According to Henry’s law the partial pressure of the gas in a liquid is directly proportional to its mole fraction. Mathematically, $p = {K_H}x$
Where,
$p$ is the partial pressure of the gas
${K_H}$Henry’s law constant
$x$is the mole fraction
When compared with Raoult’s law only the proportionality constant differs. Hence, Raoult’s law becomes a special case of Henry’s law.
(b)
We know that, from the colligative properties of a solvent
${T_f} = {K_f} \times m$ --- (1)
Where ${T_f}$ is the depression in freezing point
${K_f}$is the freezing point depression constant
$m$is the molality
Given that, ${T_f} = 0.40K$ and ${K_f} = 5.12{\text{ kg/mol}}$
From the equation (1)
$m = \dfrac{{{T_f}}}{{{K_f}}}$
Substituting the values in the above equation, we get
$
  m = \dfrac{{0.40}}{{5.12}}{\text{ }}mol\,k{g^{ - 1}} \\
   \Rightarrow m = 0.078{\text{ }}mol\,k{g^{ - 1}} \\
 $
Now by definition of molality,
\[
molality,\,m = \dfrac{{number\,of\,moles\,in\,solute}}{{mass\,of\,solvent\left( {kg} \right)}}
\]
\[
number\,of\,moles\,in\,solute = \dfrac{{mass\,of\,solute}}{{molar\,mass\,of\,solute}}
\]
$mass\,of\,solvent = 50g = 50 \times {10^{ - 3}}kg$
Therefore, $m = \dfrac{{mass\,of\,solute}}{{molar\,mass\,of\,solute \times mass\,of\,solvent(kg)}}$
Substituting the values in the above equations:
\[
  0.078 = \dfrac{1}{{molar\,mass\,of\,solute \times 50 \times 10{}^{ - 3}}} \\
   \Rightarrow molar\,mass\,of\,solute = \dfrac{1}{{0.078 \times 50 \times {{10}^{ - 3}}}}kg\,mo{l^{ - 1}} \\
   \Rightarrow molar\,mass\,of\,solute = 256.41\,kg\,mo{l^{ - 1}} \\
 \]
Therefore the molar mass of solute is $256.41\,kg\,mo{l^{ - 1}}$.

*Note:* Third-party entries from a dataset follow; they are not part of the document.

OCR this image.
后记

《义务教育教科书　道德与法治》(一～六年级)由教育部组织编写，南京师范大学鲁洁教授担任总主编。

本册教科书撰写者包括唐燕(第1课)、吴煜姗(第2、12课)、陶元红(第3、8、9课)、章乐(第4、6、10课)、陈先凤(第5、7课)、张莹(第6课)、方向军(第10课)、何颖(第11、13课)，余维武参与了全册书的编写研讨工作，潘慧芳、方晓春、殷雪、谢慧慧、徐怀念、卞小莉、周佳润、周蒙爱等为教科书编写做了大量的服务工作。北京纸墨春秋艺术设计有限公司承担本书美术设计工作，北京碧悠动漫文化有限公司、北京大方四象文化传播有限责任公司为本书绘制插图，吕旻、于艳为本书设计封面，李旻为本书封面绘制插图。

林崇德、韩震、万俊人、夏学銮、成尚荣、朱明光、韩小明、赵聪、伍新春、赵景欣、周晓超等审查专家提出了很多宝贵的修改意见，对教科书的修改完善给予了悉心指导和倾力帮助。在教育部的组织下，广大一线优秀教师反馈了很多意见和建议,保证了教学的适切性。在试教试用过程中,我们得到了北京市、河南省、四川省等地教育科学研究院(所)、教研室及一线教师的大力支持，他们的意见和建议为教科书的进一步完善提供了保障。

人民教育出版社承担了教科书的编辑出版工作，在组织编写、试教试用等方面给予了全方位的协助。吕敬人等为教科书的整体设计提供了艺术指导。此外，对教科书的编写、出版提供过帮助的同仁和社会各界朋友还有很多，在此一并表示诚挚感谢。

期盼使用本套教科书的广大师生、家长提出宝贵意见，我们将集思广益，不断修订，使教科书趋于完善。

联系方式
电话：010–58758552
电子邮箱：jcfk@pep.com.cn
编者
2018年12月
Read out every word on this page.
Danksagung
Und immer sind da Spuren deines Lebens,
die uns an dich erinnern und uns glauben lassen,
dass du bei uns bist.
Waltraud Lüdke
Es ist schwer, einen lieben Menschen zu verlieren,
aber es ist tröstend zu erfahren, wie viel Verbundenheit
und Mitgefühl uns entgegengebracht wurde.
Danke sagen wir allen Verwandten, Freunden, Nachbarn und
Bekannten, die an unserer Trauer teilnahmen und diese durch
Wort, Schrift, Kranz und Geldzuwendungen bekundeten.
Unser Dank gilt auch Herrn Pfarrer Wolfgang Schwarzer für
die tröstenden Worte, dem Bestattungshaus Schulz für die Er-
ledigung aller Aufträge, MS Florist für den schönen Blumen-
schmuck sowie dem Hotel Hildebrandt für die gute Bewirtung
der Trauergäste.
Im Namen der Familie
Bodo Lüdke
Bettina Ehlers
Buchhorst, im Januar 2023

Note: Here, in this question, use of Dalton’s law and Henry’s law is very essential as parameters need to be determined from there only. Here, we can directly apply the equation of ${T_f} = {K_f} \times \dfrac{{{w_2} \times 1000}}{{{M_2} \times {w_1}}}$ as we have known with all the parameters present in the equation where,
${T_f}$ is the depression in freezing point
${K_f}$ is freezing point depression constant
${w_2}$ is the mass of solute
${w_1}$ is the mass of solvent
${M_2}$ is the molar mass of solute.